Ayotte ‘against the people’ of N.H.
Buckley during the interview also criticized U.S. Sen. Kelly Ayotte (R-N.H.), who is facing a challenge from Democratic New Hampshire Gov. Maggie Hassan.
Buckley noted Ayotte’s opposition to marriage rights for same-sex couples, even though the majority of New Hampshire Republicans support the issue. He also criticized her over her positions against raising the minimum wage and increased gun safety measures.
“These are overwhelmingly positions that she’s against the people of New Hampshire,” said Buckley.
Buckley predicted that Ayotte in November will lose to Hassan.
“I just don’t see that she has the sort of warmth and connection with the people of New Hampshire that (U.S. Sen.) Jeanne Shaheen has,” Buckley told the Blade.
N.H. voters ‘interview the candidates’
Buckley throughout the interview praised New Hampshire residents who vote in their state’s first-in-the-nation primary.
“It is really something we take very seriously,” he told the Blade. “While it might look really fun on television, to most voters it’s work. They interview the candidates. They go out and go and meet with them and talk with them.”
Buckley said that New Hampshire voters also help raise awareness of issues, such as heroin and opiate use that has reached epidemic levels in the state and around the country. He added that the primary and the Iowa caucuses in recent election cycles have also proven that speaking against marriage rights for same-sex couples is no longer an effective campaign strategy.
“[New Hampshire is] uniquely qualified to have the first primary because we really encourage participation,” Buckley told the Blade. “Civil responsibility is very much part of being from New Hampshire.”
Buckley noted that roughly 40 percent of Republicans and 30 percent of Democrats remain undecided. He also pointed those who want to cast their ballot in the primary can register to vote at their respective polling places on Election Day.
“Tens of thousands of people are going to wake up tomorrow as unregistered voters, but will have gone to the polls, registered and will have had their voices heard,” said Buckley.
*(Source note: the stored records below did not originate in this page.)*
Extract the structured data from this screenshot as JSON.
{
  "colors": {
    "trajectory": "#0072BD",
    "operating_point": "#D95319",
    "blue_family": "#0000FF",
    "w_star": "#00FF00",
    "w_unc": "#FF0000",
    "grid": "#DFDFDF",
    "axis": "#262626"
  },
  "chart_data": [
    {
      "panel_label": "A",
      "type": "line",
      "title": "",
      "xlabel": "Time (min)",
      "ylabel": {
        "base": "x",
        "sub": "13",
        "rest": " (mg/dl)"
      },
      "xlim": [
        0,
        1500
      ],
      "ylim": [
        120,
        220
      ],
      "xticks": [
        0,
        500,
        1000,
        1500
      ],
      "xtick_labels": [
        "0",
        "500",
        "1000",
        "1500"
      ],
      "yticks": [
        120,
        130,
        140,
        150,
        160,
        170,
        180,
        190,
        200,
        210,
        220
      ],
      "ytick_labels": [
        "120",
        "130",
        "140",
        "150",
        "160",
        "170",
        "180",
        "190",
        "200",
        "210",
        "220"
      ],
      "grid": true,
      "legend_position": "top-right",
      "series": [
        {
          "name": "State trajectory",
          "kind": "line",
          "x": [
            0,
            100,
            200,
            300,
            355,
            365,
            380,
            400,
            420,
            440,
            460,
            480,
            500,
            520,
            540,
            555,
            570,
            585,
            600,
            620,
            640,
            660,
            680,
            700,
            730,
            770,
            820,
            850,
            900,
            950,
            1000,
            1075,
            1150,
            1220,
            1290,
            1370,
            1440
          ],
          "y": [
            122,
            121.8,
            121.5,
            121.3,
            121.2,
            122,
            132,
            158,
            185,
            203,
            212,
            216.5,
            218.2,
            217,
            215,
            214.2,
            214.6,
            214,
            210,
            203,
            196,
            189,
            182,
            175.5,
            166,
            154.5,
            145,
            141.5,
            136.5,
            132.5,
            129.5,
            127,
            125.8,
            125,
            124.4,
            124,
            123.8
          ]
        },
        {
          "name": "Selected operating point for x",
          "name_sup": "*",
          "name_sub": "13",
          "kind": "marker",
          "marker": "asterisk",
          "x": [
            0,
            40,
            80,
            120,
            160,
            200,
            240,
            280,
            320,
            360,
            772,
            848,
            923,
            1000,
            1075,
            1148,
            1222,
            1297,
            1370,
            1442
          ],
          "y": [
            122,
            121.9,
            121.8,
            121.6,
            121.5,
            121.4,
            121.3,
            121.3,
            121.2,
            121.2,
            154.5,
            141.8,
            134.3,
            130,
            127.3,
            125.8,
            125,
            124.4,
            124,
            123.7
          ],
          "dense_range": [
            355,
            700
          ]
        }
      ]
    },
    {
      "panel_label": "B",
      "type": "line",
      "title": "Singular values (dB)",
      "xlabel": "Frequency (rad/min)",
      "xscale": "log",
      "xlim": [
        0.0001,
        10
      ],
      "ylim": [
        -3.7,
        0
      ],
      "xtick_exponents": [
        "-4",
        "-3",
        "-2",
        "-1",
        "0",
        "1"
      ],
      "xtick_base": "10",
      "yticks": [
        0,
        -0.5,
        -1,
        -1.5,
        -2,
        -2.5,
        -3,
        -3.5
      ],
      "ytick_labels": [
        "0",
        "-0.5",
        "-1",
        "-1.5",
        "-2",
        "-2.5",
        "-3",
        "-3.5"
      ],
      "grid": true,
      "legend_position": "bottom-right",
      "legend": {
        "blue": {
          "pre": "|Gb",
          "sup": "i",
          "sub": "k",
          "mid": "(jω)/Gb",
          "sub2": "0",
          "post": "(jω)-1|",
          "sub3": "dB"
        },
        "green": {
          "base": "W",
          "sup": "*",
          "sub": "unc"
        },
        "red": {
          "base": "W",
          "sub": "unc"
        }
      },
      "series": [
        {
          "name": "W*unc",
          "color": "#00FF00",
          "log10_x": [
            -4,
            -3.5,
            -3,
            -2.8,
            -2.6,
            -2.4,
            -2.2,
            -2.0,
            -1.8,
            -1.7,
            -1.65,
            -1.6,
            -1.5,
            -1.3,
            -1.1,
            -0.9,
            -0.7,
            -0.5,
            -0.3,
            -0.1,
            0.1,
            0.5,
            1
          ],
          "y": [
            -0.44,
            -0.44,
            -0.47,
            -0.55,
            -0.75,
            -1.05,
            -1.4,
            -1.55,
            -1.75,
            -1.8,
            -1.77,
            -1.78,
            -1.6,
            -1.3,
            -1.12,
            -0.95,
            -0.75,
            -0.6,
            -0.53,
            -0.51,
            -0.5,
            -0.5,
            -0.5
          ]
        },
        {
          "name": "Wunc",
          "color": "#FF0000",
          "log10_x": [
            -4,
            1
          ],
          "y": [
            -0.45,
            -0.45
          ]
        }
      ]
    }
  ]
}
Buckley also responded to critics of New Hampshire’s first-in-the-nation primary who say the state is small and lacks diversity.
He noted the large Latino and African American populations in Nevada and South Carolina, which hold their respective caucuses and primaries later this month. Buckley added that LGBT-specific issues and other concerns “get brought forward” in the four early voting states that “probably wouldn’t be in some of the other states.”
“So for our community, New Hampshire plays a critical role,” he said.